La única operación subjetiva es elegir el punto de vista. Una vez elegido este punto de vista -que es el de la cámara- todo lo que él va a representar es la realidad. Pero en el momento en que el cameraman elaborase otros -ya sea primeros planos de cada uno de nosotros, detalles de nuestras manos, de la mesa y después los montara-, entonces ya no sería una operación naturalista. En este caso estaría manipulando la realidad, estilizándola.
La sustancia del cine
Yo pienso que aún el cine -no desde un punto de vista estético y estilístico, sino desde un punto de vista puramente semiológico- es un plano-secuencia infinito. En este sentido, tiene las mismas características de la realidad. Porque, nuestra vida, ¿qué es? Una realidad -proceso de acciones, palabras, movimientos, etc.- que es idealmente tomada por una cámara, una realidad que no puede captarse sino a través de un plano-secuencia infinito. Por eso, el plano-secuencia, desde el punto de vista estilístico, es la forma más naturalista de representar la realidad; pero, desde el punto de vista semiológico, es la sustancia misma del cine.
Pienso que todos los autores encontraron un lenguaje que va más allá del naturalismo. Más todavía: el naturalismo, en la práctica no existe. Aún en el más naturalista de los films; aún tomando como ejemplo al neorrealismo italiano de la primera época (Ladrones de Bicicletas, etc.), en el que el plano secuencia adquiere la mayor importancia -justamente el ideal del neorrealismo era representar a la realidad tal como aparece a nuestros ojos-; aún en esos films se puede ver que son naturalistas en la intención, y, en cierto grado, también en la realización; pero, en el fondo, objetivamente, no lo son porque siempre está presente la manipulación del autor. Sin ir más lejos, la elección de los actores es ya un acto creativo; y esto elimina al naturalismo del cine.
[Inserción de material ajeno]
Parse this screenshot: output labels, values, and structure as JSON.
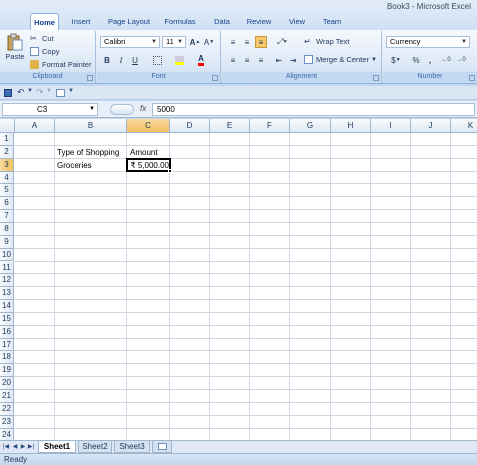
{
  "window": {
    "title": "Book3 - Microsoft Excel"
  },
  "ribbon": {
    "tabs": [
      "Home",
      "Insert",
      "Page Layout",
      "Formulas",
      "Data",
      "Review",
      "View",
      "Team"
    ],
    "active_tab": "Home",
    "clipboard": {
      "paste": "Paste",
      "cut": "Cut",
      "copy": "Copy",
      "format_painter": "Format Painter",
      "label": "Clipboard"
    },
    "font": {
      "name": "Calibri",
      "size": "11",
      "bold": "B",
      "italic": "I",
      "underline": "U",
      "label": "Font"
    },
    "alignment": {
      "wrap_text": "Wrap Text",
      "merge_center": "Merge & Center",
      "label": "Alignment"
    },
    "number": {
      "format": "Currency",
      "currency_symbol": "$",
      "percent": "%",
      "comma": ",",
      "label": "Number"
    }
  },
  "formula_bar": {
    "name_box": "C3",
    "fx": "fx",
    "content": "5000"
  },
  "sheet": {
    "columns": [
      "A",
      "B",
      "C",
      "D",
      "E",
      "F",
      "G",
      "H",
      "I",
      "J",
      "K"
    ],
    "rows": [
      "1",
      "2",
      "3",
      "4",
      "5",
      "6",
      "7",
      "8",
      "9",
      "10",
      "11",
      "12",
      "13",
      "14",
      "15",
      "16",
      "17",
      "18",
      "19",
      "20",
      "21",
      "22",
      "23",
      "24"
    ],
    "selected_column": "C",
    "selected_row": "3",
    "cells": {
      "B2": "Type of Shopping",
      "C2": "Amount",
      "B3": "Groceries",
      "C3": "₹ 5,000.00"
    }
  },
  "sheet_tabs": [
    "Sheet1",
    "Sheet2",
    "Sheet3"
  ],
  "active_sheet": "Sheet1",
  "status": {
    "text": "Ready"
  }
}
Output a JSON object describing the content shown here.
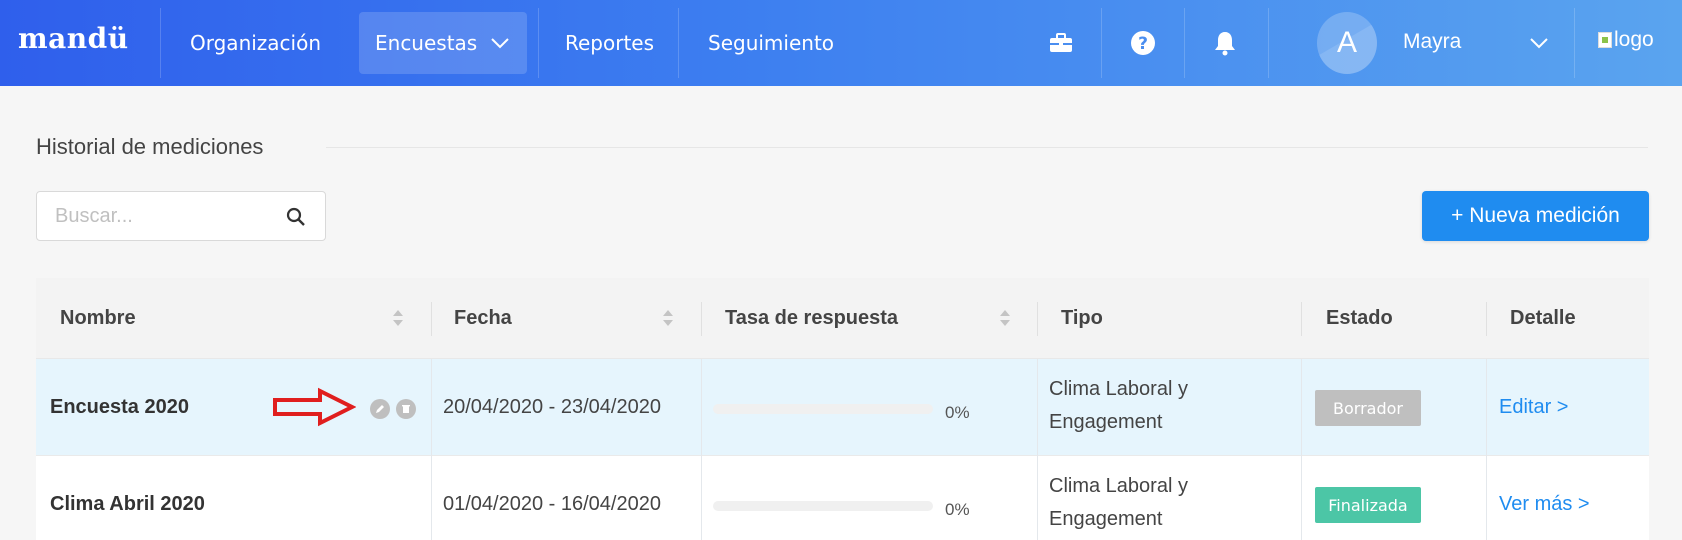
{
  "brand": "mandü",
  "nav": {
    "items": [
      {
        "label": "Organización"
      },
      {
        "label": "Encuestas"
      },
      {
        "label": "Reportes"
      },
      {
        "label": "Seguimiento"
      }
    ],
    "user": {
      "avatar_letter": "A",
      "name": "Mayra"
    },
    "logo_alt": "logo",
    "icons": [
      "briefcase-icon",
      "help-icon",
      "bell-icon"
    ]
  },
  "page": {
    "title": "Historial de mediciones",
    "search_placeholder": "Buscar...",
    "new_button": "+ Nueva medición"
  },
  "table": {
    "headers": [
      "Nombre",
      "Fecha",
      "Tasa de respuesta",
      "Tipo",
      "Estado",
      "Detalle"
    ],
    "rows": [
      {
        "name": "Encuesta 2020",
        "date": "20/04/2020 - 23/04/2020",
        "progress": 0,
        "percent": "0%",
        "tipo_line1": "Clima Laboral y",
        "tipo_line2": "Engagement",
        "status": "Borrador",
        "status_color": "#bfbfbf",
        "detail": "Editar >",
        "highlighted": true
      },
      {
        "name": "Clima Abril 2020",
        "date": "01/04/2020 - 16/04/2020",
        "progress": 0,
        "percent": "0%",
        "tipo_line1": "Clima Laboral y",
        "tipo_line2": "Engagement",
        "status": "Finalizada",
        "status_color": "#4cc6a6",
        "detail": "Ver más >",
        "highlighted": false
      }
    ]
  },
  "colors": {
    "accent": "#1f8cf0",
    "annotation_arrow": "#e01e1e"
  }
}
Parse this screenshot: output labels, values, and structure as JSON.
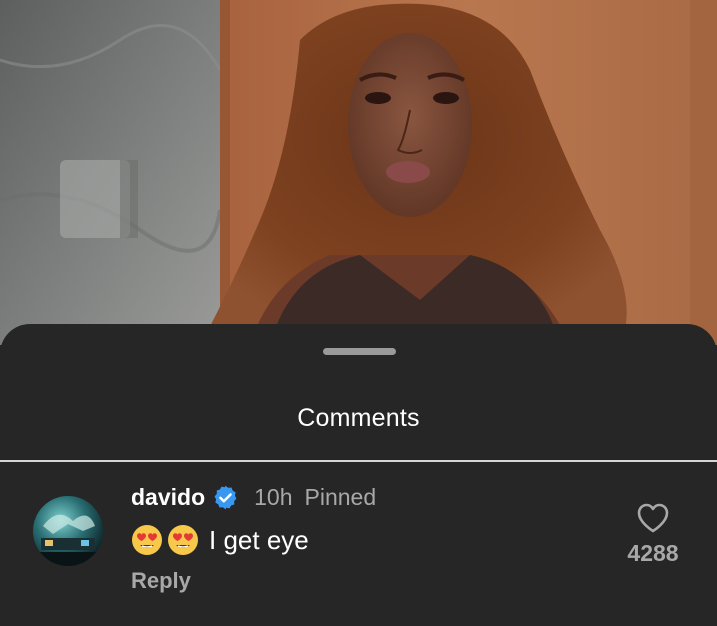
{
  "sheet": {
    "title": "Comments"
  },
  "comment": {
    "username": "davido",
    "verified": true,
    "time": "10h",
    "pinned_label": "Pinned",
    "emojis": [
      "heart-eyes-emoji",
      "heart-eyes-emoji"
    ],
    "text": "I get eye",
    "reply_label": "Reply",
    "like_count": "4288"
  },
  "colors": {
    "sheet_background": "#262626",
    "verified_badge": "#3897f0",
    "secondary_text": "#a8a8a8",
    "primary_text": "#ffffff"
  },
  "icons": {
    "verified": "verified-badge-icon",
    "like": "heart-outline-icon",
    "drag": "drag-handle"
  }
}
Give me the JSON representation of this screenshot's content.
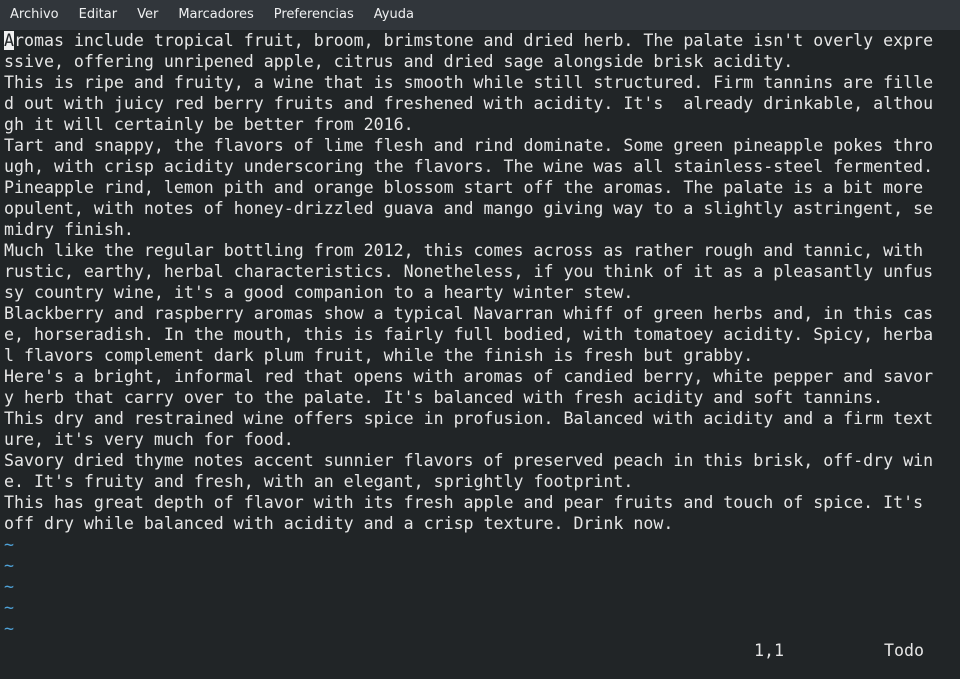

Luego, el naturalismo no existe; más bien, es un ideal inalcanzable. Todo autor lo supera de diversas maneras, lo quiera o no.
Espectáculo y consumo
Un acto teatral, por ejemplo, es un típico plano-secuencia. Pero a pesar de haber escrito una obra, yo al teatro siempre lo odié. El teatro, en Italia, es horrible. Por otro lado, los hechos demuestran que la ópera, en este momento, no es sentida por el público. Al igual que el teatro, está en crisis -porque el teatro en Italia siempre estuvo en crisis.
El teatro, en realidad, en un principio fue un privilegio de las cortes y después de la gran burguesía. Lo mismo sucedió con la ópera. Pero en el momento en que se dio una democratización total y a las playas empezaron a concurrir no sólo los grandes señores sino también millones de personas, del mismo modo ahora los consumidores de espectáculos ahora son muchísimos más. Luego, como consecuencia, esos dos espectáculos de privilegiados, decayeron. Sin embargo, el teatro tiene la posibilidad de resurgir en cuanto se opone a la cultura de masas. Este nunca podrá ser un medio masivo; presupone que deben existir actores y espectadores de carne y hueso: no puede ser hecho en serie; por grande que pueda ser el número de espectadores -exagerando, 100 o 200 mil- siempre serán individuos, nunca serán masa.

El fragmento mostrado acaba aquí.